Auparavant, les caractéristiques interpersonnelles des secrets ont été discutées à partir de données empiriques et théoriques. Ces dernières lignes seront consacrées à avancer, brièvement, les implications intrapersonnelles des informations gardées secrètes. Le maintien des secrets implique l’inhibition active et délibérée d’informations personnelles, et ceci dans le but d’occulter ces informations aux autres (Kelly, 2002). Cette inhibition est très coûteuse en énergie pour la personne qui s’engage dans ce choix. D’une part, l’individu est constamment confronté à la décision de révéler ou ne pas révéler le secret. D’autre part l’individu doit contrôler que l’information secrète n’émerge pas de sa pensée (Wegner et al., 1994).

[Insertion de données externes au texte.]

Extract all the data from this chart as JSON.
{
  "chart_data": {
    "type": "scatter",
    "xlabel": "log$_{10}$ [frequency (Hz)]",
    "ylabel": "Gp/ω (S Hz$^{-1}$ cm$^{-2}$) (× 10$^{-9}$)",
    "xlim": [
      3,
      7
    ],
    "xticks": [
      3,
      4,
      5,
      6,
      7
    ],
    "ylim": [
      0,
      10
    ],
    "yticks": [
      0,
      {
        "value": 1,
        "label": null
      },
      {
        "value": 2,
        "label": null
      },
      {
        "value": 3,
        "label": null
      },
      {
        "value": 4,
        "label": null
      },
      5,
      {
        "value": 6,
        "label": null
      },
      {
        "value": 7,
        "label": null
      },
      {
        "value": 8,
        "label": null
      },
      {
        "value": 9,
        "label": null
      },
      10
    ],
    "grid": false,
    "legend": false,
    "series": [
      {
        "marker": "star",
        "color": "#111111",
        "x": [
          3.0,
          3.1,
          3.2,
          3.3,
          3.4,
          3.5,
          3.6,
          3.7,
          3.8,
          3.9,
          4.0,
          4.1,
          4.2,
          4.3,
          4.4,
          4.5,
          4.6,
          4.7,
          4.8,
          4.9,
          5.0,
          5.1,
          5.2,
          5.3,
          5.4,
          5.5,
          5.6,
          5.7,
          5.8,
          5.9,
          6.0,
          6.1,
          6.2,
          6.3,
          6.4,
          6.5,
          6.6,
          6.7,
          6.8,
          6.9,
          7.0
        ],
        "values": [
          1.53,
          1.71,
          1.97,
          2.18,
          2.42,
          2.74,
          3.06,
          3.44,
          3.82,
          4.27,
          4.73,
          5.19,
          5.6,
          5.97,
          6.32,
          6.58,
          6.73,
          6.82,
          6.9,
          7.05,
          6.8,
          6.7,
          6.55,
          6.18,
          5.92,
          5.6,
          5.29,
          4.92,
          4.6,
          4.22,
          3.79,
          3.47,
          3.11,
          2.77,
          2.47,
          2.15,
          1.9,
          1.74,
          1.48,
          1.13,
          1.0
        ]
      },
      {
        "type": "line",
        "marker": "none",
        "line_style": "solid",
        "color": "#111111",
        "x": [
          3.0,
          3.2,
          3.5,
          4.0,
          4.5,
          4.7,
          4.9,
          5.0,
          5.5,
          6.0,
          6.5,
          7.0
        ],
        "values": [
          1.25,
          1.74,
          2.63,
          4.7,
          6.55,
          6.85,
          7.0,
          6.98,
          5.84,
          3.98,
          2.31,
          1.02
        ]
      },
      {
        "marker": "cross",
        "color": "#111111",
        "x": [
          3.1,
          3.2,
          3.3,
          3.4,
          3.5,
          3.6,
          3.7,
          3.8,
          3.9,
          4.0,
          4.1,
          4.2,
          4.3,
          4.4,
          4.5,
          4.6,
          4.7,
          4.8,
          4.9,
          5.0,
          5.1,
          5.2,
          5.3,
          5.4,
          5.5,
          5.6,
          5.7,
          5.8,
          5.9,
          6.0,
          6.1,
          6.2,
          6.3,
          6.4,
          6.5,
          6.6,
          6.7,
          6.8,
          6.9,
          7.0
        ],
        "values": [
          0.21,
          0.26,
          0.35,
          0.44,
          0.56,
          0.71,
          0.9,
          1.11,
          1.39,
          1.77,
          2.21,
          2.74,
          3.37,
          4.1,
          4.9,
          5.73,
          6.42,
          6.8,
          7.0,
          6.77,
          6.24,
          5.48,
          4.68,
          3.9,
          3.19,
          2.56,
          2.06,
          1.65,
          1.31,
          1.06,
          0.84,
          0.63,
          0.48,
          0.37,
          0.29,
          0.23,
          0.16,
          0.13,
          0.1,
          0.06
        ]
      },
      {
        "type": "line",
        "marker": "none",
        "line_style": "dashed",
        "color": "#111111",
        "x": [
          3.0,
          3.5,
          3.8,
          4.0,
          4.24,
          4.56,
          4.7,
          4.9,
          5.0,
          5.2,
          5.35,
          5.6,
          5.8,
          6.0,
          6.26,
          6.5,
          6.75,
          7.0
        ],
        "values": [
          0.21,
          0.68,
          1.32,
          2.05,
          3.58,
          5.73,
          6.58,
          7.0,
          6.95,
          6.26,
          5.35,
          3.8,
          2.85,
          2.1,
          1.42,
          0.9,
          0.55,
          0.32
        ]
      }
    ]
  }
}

Plusieurs recherches précédentes ont prouvé que les informations soumises au secret impliquent l’inhibition active des pensées et des sentiments (e.g., Pennebaker, 1989). Par exemple, Finkenauer et Rimé (1998) ont mis en évidence que les épisodes émotionnels non-partagés ont eu comme conséquence des efforts supérieurs de recherche de sens par comparaison aux épisodes partagés. En outre, Wegner (1994) a montré un effet de rebond concernant la suppression de pensées: quand une pensée fait objet d’efforts délibérés de suppression, celle-ci et d’autres lui étant associées réapparaissent davantage. De ce fait, le maintien des secrets constitue pour l’individu une source de stress importante ainsi qu’un grand coût cognitif. En outre, l’inhibition active de la verbalisation des émotions a des effets néfastes sur la santé (e.g., Temoshok, 1983; Larson & Chastain, 1990 ; Pennebaker, 1997a). Les travaux portant sur les effets de la non-verbalisation des émotions sur la santé physique et psychologique seront présentés ultérieurement.